Summary information and primary citation
- PDB-id
- 2vla; SNAP-derived features in text and JSON formats;
DNAproDB
- Class
- hydrolase
- Method
- X-ray (1.3 Å)
- Summary
- Crystal structure of restriction endonuclease bpuji recognition domain in complex with cognate DNA
- Reference
- Sukackaite R, Grazulis S, Bochtler M, Siksnys V (2008): "The Recognition Domain of the Bpuji Restriction Endonuclease in Complex with Cognate DNA at 1.3-A Resolution." J.Mol.Biol., 378, 1084. doi: 10.1016/J.JMB.2008.03.041.
- Abstract
- Type IIS restriction endonucleases recognize asymmetric DNA sequences and cleave both DNA strands at fixed positions downstream of the recognition site. The restriction endonuclease BpuJI recognizes the asymmetric sequence 5'-CCCGT; however, it cuts at multiple sites in the vicinity of the target sequence. BpuJI consists of two physically separate domains, with catalytic and dimerization functions in the C-terminal domain and DNA recognition functions in the N-terminal domain. Here we report the crystal structure of the BpuJI recognition domain bound to cognate DNA at 1.3-A resolution.

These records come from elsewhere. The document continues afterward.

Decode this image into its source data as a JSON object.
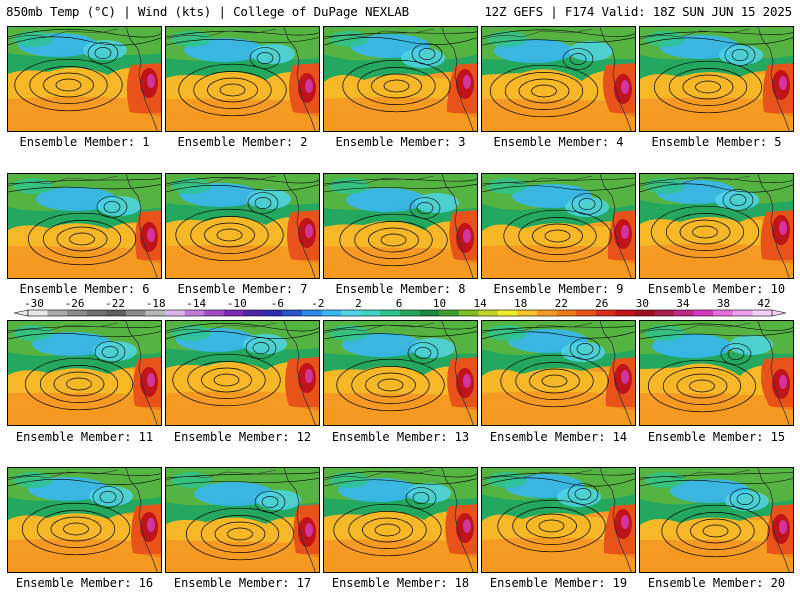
{
  "header": {
    "left": "850mb Temp (°C) | Wind (kts) | College of DuPage NEXLAB",
    "right": "12Z GEFS | F174 Valid: 18Z SUN JUN 15 2025"
  },
  "panels": [
    {
      "label": "Ensemble Member: 1"
    },
    {
      "label": "Ensemble Member: 2"
    },
    {
      "label": "Ensemble Member: 3"
    },
    {
      "label": "Ensemble Member: 4"
    },
    {
      "label": "Ensemble Member: 5"
    },
    {
      "label": "Ensemble Member: 6"
    },
    {
      "label": "Ensemble Member: 7"
    },
    {
      "label": "Ensemble Member: 8"
    },
    {
      "label": "Ensemble Member: 9"
    },
    {
      "label": "Ensemble Member: 10"
    },
    {
      "label": "Ensemble Member: 11"
    },
    {
      "label": "Ensemble Member: 12"
    },
    {
      "label": "Ensemble Member: 13"
    },
    {
      "label": "Ensemble Member: 14"
    },
    {
      "label": "Ensemble Member: 15"
    },
    {
      "label": "Ensemble Member: 16"
    },
    {
      "label": "Ensemble Member: 17"
    },
    {
      "label": "Ensemble Member: 18"
    },
    {
      "label": "Ensemble Member: 19"
    },
    {
      "label": "Ensemble Member: 20"
    }
  ],
  "colorbar": {
    "ticks": [
      "-30",
      "-26",
      "-22",
      "-18",
      "-14",
      "-10",
      "-6",
      "-2",
      "2",
      "6",
      "10",
      "14",
      "18",
      "22",
      "26",
      "30",
      "34",
      "38",
      "42"
    ],
    "colors": [
      "#e8e8e8",
      "#a9a9a9",
      "#8a8a8a",
      "#707070",
      "#5e5e5e",
      "#8c8c8c",
      "#b7b7b7",
      "#dcb6e8",
      "#c07ad8",
      "#a24ec8",
      "#7c2bb5",
      "#4e25a6",
      "#2c2fb1",
      "#2a55d2",
      "#2c88ea",
      "#38b6f2",
      "#4fd4e8",
      "#3fd6c0",
      "#2ec48e",
      "#24a860",
      "#1c8a3c",
      "#3fa02f",
      "#7dbd28",
      "#bfd427",
      "#f0ee2a",
      "#f6c12a",
      "#f59a22",
      "#ef7a1c",
      "#e7531a",
      "#d82d18",
      "#c0141a",
      "#a0101e",
      "#a81c4e",
      "#c02a86",
      "#d43cc0",
      "#e66ee0",
      "#efa0ec",
      "#f6d0f4"
    ]
  },
  "colors": {
    "land_warm": "#e7531a",
    "ocean_warm": "#f59a22",
    "cool": "#38b6f2",
    "mid": "#24a860"
  }
}
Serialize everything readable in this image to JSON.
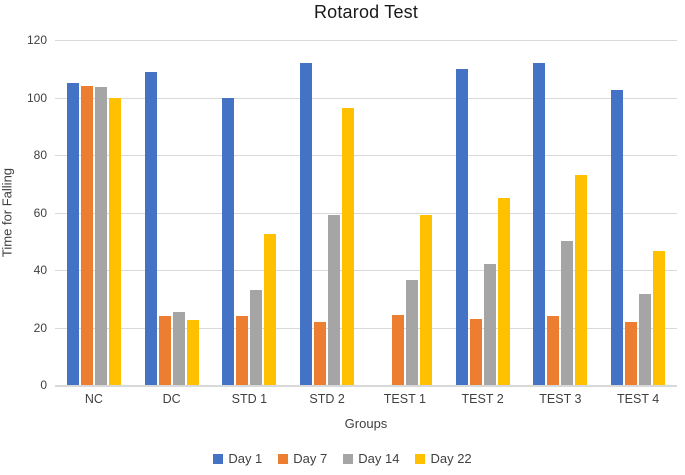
{
  "chart_data": {
    "type": "bar",
    "title": "Rotarod Test",
    "xlabel": "Groups",
    "ylabel": "Time for Falling",
    "ylim": [
      0,
      120
    ],
    "yticks": [
      0,
      20,
      40,
      60,
      80,
      100,
      120
    ],
    "grid": true,
    "legend_position": "bottom",
    "categories": [
      "NC",
      "DC",
      "STD 1",
      "STD 2",
      "TEST 1",
      "TEST 2",
      "TEST 3",
      "TEST 4"
    ],
    "series": [
      {
        "name": "Day 1",
        "color": "#4472C4",
        "values": [
          105,
          109,
          100,
          112,
          0,
          110,
          112,
          102.5
        ]
      },
      {
        "name": "Day 7",
        "color": "#ED7D31",
        "values": [
          104,
          24,
          24,
          22,
          24.5,
          23,
          24,
          22
        ]
      },
      {
        "name": "Day 14",
        "color": "#A5A5A5",
        "values": [
          103.5,
          25.5,
          33,
          59,
          36.5,
          42,
          50,
          31.5
        ]
      },
      {
        "name": "Day 22",
        "color": "#FFC000",
        "values": [
          100,
          22.5,
          52.5,
          96.5,
          59,
          65,
          73,
          46.5
        ]
      }
    ],
    "colors": {
      "gridline": "#D9D9D9",
      "axis_line": "#D9D9D9",
      "text": "#404040",
      "title_text": "#1A1A1A"
    }
  }
}
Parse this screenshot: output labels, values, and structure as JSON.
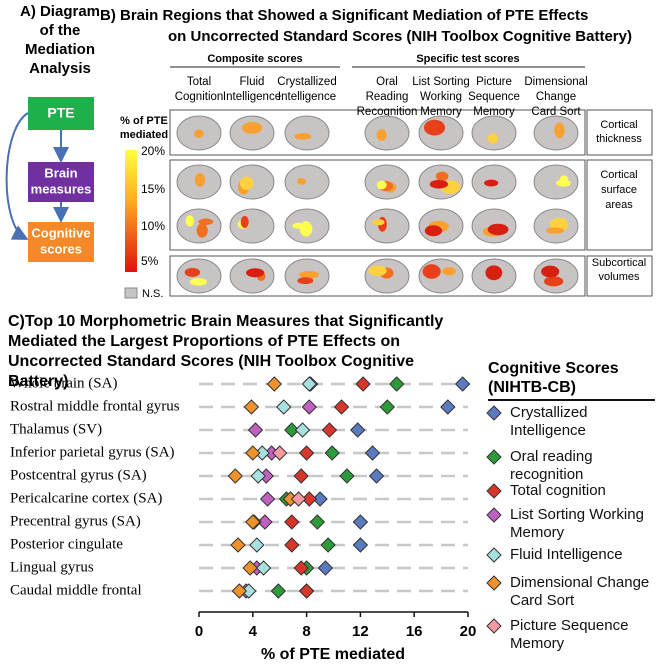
{
  "panel_a": {
    "title": [
      "A) Diagram",
      "of the",
      "Mediation",
      "Analysis"
    ],
    "boxes": [
      "PTE",
      [
        "Brain",
        "measures"
      ],
      [
        "Cognitive",
        "scores"
      ]
    ]
  },
  "panel_b": {
    "title": [
      "B) Brain Regions that Showed a Significant Mediation of PTE Effects",
      "on Uncorrected Standard Scores (NIH Toolbox Cognitive Battery)"
    ],
    "groups": [
      "Composite scores",
      "Specific test scores"
    ],
    "columns": [
      [
        "Total",
        "Cognition"
      ],
      [
        "Fluid",
        "Intelligence"
      ],
      [
        "Crystallized",
        "Intelligence"
      ],
      [
        "Oral",
        "Reading",
        "Recognition"
      ],
      [
        "List Sorting",
        "Working",
        "Memory"
      ],
      [
        "Picture",
        "Sequence",
        "Memory"
      ],
      [
        "Dimensional",
        "Change",
        "Card Sort"
      ]
    ],
    "colorbar_title": [
      "% of PTE",
      "mediated"
    ],
    "colorbar_labels": [
      "20%",
      "15%",
      "10%",
      "5%"
    ],
    "ns_label": "N.S.",
    "rows": [
      [
        "Cortical",
        "thickness"
      ],
      [
        "Cortical",
        "surface",
        "areas"
      ],
      [
        "Subcortical",
        "volumes"
      ]
    ]
  },
  "chart_data": {
    "type": "dot",
    "orientation": "horizontal",
    "title": "C)Top 10 Morphometric Brain Measures that Significantly Mediated the Largest Proportions of PTE Effects on Uncorrected Standard Scores (NIH Toolbox Cognitive Battery)",
    "x_label": "% of PTE mediated",
    "legend_title": [
      "Cognitive Scores",
      "(NIHTB-CB)"
    ],
    "categories": [
      "Whole brain (SA)",
      "Rostral middle frontal gyrus",
      "Thalamus (SV)",
      "Inferior parietal gyrus (SA)",
      "Postcentral gyrus (SA)",
      "Pericalcarine cortex (SA)",
      "Precentral gyrus (SA)",
      "Posterior cingulate",
      "Lingual gyrus",
      "Caudal middle frontal"
    ],
    "xlim": [
      0,
      20
    ],
    "xticks": [
      0,
      4,
      8,
      12,
      16,
      20
    ],
    "series": [
      {
        "name": "Crystallized Intelligence",
        "color": "#5a7bc0",
        "values": [
          19.6,
          18.5,
          11.8,
          12.9,
          13.2,
          9.0,
          12.0,
          12.0,
          9.4,
          8.0
        ]
      },
      {
        "name": "Oral reading recognition",
        "color": "#2e9b3a",
        "values": [
          14.7,
          14.0,
          6.9,
          9.9,
          11.0,
          6.5,
          8.8,
          9.6,
          8.0,
          5.9
        ]
      },
      {
        "name": "Total cognition",
        "color": "#d9362b",
        "values": [
          12.2,
          10.6,
          9.7,
          8.0,
          7.6,
          8.2,
          6.9,
          6.9,
          7.6,
          8.0
        ]
      },
      {
        "name": "List Sorting Working Memory",
        "color": "#c060c0",
        "values": [
          8.3,
          8.2,
          4.2,
          5.4,
          5.0,
          5.1,
          4.9,
          null,
          4.3,
          3.5
        ]
      },
      {
        "name": "Fluid Intelligence",
        "color": "#a8e0e0",
        "values": [
          8.2,
          6.3,
          7.7,
          4.7,
          4.4,
          6.8,
          4.1,
          4.3,
          4.8,
          3.7
        ]
      },
      {
        "name": "Dimensional Change Card Sort",
        "color": "#f0922b",
        "values": [
          5.6,
          3.9,
          null,
          4.0,
          2.7,
          6.8,
          4.0,
          2.9,
          3.8,
          3.0
        ]
      },
      {
        "name": "Picture Sequence Memory",
        "color": "#f49aa0",
        "values": [
          null,
          null,
          null,
          6.0,
          null,
          7.4,
          null,
          null,
          null,
          null
        ]
      }
    ]
  }
}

This region folds into two winged-helix subdomains, D1 and D2, interspaced by the DL subdomain. The D1 and D2 subdomains of BpuJI share structural similarity with the similar subdomains of the FokI DNA-binding domain; however, their orientations in protein-DNA complexes are different. Recognition of the 5'-CCCGT target sequence is achieved by BpuJI through the major groove contacts of amino acid residues located on both the helix-turn-helix motifs and the N-terminal arm. The role of these interactions in DNA recognition is also corroborated by mutational analysis.